Parei no escritório do inspetor, ao fim do corredor, pois sendo guarda nada me impedia de entrar lá. Procurei e achei o painel de chaves dos alarmas e de desligamento de forças. Nada estava etiquetado, mas os guardas tinham escri­to iniciais ao lado delas para avivar a memória quando hou­vesse uma emergência. Supondo que “C. C.” fosse para as cercas, desliguei o circuito para cortar a corrente elétrica que corria ao longo delas, na defesa mais remota e externa da fazenda. Continuei arrastando Genly Ai, agora pelos ombros. Quando cheguei junto do guarda de plantão na guarita, fiz uma cena como se estivesse fazendo muito esforço para erguer o corpo, pois não desejava mostrar o quanto isto estava sendo realmente fácil para mim, em pleno poder da força de dothe.

Aproximando-me dele, falei:

“Um prisioneiro morto. Eles me mandaram retirá-lo do dormitório. Onde posso largá-lo?”

“Não sei. Leve-o para fora; debaixo de um telhado, assim ele não fica sob a neve o tempo todo e volta, flutuando na correnteza, fedendo, no degelo. Está nevando peditia.”

Ele queria dizer que era neve sove, uma neve espessa, úmida, que estava caindo, a melhor notícia para mim.

“Está bem, está bem…”, retruquei, e tratei de levar minha carga para fora do alojamento e de suas vistas.

Coloquei o Enviado nos meus ombros de novo e cami­nhei rápido na direção nordeste umas centenas de jardas, chegando até a cerca, agora desligada; atirei a carga do outro lado e pulei, também.
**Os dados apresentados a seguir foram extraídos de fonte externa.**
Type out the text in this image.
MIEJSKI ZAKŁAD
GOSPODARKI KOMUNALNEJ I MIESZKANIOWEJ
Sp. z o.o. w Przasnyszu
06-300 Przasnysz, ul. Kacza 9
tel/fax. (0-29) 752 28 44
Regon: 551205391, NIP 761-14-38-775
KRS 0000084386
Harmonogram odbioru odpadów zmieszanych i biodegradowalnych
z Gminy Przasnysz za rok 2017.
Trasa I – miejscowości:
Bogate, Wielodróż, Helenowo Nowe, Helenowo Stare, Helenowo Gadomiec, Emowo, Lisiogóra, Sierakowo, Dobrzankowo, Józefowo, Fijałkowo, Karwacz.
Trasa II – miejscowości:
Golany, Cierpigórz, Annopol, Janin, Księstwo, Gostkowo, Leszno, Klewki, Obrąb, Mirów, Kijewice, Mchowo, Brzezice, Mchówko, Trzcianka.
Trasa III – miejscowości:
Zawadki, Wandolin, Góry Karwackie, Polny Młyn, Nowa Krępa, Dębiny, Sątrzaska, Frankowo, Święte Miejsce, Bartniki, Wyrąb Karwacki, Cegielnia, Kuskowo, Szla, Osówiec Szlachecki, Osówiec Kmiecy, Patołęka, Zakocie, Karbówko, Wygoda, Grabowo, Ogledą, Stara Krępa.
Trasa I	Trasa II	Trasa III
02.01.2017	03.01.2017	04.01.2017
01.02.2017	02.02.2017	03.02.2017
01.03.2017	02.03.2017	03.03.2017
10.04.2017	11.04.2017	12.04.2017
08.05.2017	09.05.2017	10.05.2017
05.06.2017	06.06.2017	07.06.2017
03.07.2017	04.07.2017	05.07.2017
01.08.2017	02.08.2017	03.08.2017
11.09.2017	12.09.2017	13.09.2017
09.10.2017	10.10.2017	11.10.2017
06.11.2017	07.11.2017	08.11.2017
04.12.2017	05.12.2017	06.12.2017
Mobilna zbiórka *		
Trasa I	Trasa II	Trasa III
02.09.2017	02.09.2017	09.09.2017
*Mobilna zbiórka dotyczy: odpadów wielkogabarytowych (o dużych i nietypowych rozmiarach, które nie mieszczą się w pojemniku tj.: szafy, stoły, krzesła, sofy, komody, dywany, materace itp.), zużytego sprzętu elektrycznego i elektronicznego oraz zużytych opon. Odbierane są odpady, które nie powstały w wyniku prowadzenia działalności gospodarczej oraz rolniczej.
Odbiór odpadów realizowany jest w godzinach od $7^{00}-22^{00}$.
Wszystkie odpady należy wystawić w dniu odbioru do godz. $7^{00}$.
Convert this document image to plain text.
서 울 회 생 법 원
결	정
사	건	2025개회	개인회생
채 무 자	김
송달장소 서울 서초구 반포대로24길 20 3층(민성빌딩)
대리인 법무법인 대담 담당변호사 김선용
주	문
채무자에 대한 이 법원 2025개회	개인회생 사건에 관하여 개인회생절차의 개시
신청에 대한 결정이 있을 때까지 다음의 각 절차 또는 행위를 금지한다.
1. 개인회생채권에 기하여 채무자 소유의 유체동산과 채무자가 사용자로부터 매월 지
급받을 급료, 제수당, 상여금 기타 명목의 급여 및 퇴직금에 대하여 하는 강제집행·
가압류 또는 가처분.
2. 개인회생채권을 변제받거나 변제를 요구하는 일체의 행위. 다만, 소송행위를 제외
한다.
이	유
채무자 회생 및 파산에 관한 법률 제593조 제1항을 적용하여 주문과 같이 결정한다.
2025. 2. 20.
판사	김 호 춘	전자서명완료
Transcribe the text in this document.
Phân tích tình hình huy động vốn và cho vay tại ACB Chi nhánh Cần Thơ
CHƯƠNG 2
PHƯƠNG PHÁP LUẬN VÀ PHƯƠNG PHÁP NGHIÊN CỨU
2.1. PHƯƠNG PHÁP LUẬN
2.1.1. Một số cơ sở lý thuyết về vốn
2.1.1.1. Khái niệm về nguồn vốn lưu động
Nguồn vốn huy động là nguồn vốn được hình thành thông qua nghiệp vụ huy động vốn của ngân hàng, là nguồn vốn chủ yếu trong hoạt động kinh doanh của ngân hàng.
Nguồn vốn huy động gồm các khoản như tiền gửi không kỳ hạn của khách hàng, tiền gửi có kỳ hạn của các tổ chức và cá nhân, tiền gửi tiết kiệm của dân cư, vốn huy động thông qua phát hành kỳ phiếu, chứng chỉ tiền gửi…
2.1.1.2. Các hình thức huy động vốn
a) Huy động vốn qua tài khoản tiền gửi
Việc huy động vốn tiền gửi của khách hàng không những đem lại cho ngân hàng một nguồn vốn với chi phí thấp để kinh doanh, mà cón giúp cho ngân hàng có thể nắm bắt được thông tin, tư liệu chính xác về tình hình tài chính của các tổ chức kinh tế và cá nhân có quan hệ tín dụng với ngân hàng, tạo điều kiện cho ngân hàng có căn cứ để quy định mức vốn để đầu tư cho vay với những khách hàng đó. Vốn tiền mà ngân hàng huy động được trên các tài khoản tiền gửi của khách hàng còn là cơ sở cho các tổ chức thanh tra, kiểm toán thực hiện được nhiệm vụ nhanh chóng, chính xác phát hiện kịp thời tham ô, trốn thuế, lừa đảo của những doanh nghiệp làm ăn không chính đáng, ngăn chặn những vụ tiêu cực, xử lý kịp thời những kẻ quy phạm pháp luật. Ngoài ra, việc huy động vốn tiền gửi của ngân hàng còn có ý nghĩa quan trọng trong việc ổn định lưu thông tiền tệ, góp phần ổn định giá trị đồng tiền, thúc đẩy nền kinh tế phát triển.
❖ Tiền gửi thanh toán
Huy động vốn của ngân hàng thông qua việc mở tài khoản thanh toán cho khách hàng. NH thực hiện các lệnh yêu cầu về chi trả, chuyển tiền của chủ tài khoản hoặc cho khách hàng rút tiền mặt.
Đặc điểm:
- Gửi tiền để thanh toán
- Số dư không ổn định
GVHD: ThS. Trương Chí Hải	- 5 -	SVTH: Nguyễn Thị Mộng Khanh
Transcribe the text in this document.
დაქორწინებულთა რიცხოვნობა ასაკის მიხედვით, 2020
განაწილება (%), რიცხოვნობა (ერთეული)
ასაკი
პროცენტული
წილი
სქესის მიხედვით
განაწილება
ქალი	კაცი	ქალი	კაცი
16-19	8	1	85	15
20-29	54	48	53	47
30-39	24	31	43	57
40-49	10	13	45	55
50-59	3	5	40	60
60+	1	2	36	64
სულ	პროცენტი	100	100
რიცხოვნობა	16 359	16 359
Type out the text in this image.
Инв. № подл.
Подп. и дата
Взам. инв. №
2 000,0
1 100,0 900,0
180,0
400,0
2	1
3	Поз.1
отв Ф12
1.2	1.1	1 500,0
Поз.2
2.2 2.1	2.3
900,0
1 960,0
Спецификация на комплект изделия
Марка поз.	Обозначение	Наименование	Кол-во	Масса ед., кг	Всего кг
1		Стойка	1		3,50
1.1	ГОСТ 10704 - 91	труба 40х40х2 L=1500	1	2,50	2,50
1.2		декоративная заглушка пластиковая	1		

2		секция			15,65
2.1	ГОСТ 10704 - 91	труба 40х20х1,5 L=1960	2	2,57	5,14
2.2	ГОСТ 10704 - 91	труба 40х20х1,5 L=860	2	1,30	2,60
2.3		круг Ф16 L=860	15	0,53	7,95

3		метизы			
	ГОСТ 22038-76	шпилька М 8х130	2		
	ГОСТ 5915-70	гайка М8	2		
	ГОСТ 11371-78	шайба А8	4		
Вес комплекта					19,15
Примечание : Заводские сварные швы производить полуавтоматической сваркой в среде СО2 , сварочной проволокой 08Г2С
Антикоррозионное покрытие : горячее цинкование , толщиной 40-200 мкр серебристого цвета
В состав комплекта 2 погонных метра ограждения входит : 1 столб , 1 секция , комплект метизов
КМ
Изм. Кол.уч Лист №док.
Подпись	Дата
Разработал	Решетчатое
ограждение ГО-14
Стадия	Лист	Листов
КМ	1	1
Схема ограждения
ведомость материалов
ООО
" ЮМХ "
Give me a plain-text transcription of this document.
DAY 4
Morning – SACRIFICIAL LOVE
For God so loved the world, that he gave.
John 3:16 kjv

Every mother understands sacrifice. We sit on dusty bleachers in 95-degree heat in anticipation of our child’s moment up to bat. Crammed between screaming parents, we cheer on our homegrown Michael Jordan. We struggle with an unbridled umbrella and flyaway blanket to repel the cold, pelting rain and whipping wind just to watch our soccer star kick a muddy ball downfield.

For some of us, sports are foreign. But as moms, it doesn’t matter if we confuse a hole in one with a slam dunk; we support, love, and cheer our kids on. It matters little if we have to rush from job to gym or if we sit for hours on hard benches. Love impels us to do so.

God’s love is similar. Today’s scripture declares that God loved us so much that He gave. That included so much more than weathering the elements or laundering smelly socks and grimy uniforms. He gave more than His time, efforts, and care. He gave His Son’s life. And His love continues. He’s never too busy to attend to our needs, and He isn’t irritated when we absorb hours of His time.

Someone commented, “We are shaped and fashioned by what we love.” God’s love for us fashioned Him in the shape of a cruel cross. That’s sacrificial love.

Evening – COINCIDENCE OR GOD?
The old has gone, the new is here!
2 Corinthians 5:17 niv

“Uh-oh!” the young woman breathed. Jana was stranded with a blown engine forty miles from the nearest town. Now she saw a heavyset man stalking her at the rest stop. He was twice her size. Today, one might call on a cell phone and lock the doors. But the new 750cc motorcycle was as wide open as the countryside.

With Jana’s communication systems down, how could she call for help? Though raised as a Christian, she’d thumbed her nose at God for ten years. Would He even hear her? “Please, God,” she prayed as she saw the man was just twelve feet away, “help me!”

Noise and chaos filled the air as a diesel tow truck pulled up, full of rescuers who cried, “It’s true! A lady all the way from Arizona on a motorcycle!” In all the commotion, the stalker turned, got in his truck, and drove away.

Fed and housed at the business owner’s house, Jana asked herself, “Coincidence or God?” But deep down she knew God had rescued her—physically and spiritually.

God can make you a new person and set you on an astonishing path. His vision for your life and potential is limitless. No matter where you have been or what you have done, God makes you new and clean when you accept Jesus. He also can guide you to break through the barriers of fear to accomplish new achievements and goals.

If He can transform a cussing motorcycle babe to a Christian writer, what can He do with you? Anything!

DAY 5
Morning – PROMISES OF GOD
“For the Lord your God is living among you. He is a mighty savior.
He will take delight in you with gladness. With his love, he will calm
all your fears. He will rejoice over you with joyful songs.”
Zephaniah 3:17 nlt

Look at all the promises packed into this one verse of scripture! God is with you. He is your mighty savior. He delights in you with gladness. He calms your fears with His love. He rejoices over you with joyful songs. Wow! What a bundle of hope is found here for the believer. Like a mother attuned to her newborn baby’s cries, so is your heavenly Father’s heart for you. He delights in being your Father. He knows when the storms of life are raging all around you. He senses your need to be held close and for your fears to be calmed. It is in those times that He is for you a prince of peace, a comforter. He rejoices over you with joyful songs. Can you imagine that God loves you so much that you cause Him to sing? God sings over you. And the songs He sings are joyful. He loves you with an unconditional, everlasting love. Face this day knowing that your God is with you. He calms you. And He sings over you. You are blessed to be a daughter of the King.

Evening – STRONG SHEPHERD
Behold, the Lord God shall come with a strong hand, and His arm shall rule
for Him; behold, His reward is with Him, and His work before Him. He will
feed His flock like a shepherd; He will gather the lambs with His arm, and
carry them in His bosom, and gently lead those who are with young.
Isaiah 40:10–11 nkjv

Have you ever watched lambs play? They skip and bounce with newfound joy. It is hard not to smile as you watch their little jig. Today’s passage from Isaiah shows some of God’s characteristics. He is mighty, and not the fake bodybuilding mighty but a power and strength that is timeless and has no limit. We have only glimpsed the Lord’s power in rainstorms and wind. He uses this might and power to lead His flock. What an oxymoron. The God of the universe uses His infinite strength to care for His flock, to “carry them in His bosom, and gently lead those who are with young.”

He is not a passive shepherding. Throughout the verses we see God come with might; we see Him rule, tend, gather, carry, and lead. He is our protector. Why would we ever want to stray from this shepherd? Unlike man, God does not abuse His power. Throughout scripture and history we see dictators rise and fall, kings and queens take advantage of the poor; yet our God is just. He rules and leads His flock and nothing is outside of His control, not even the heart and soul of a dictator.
Então, novamente com Ai nos ombros, tratei de escapar o mais depressa possível em direção ao rio. Não estava muito distante da cerca da prisão quando ouvi um apito trilar agudamente e os holofotes se acenderem. Esforcei-me para me ocultar e às pegadas que deixava na neve com a minha passagem. Consegui chegar ao rio sem que eles pudessem alcançar meus rastros.

Fui para o norte, em terreno limpo sob árvores ou através das águas, quando não encontrava caminho limpo; o rio era um pequeno tributário de águas turbulentas do rio Esagel, e estava ainda sem capa de gelo. O amanhecer torna­va tudo claro e tratei de apressar-me.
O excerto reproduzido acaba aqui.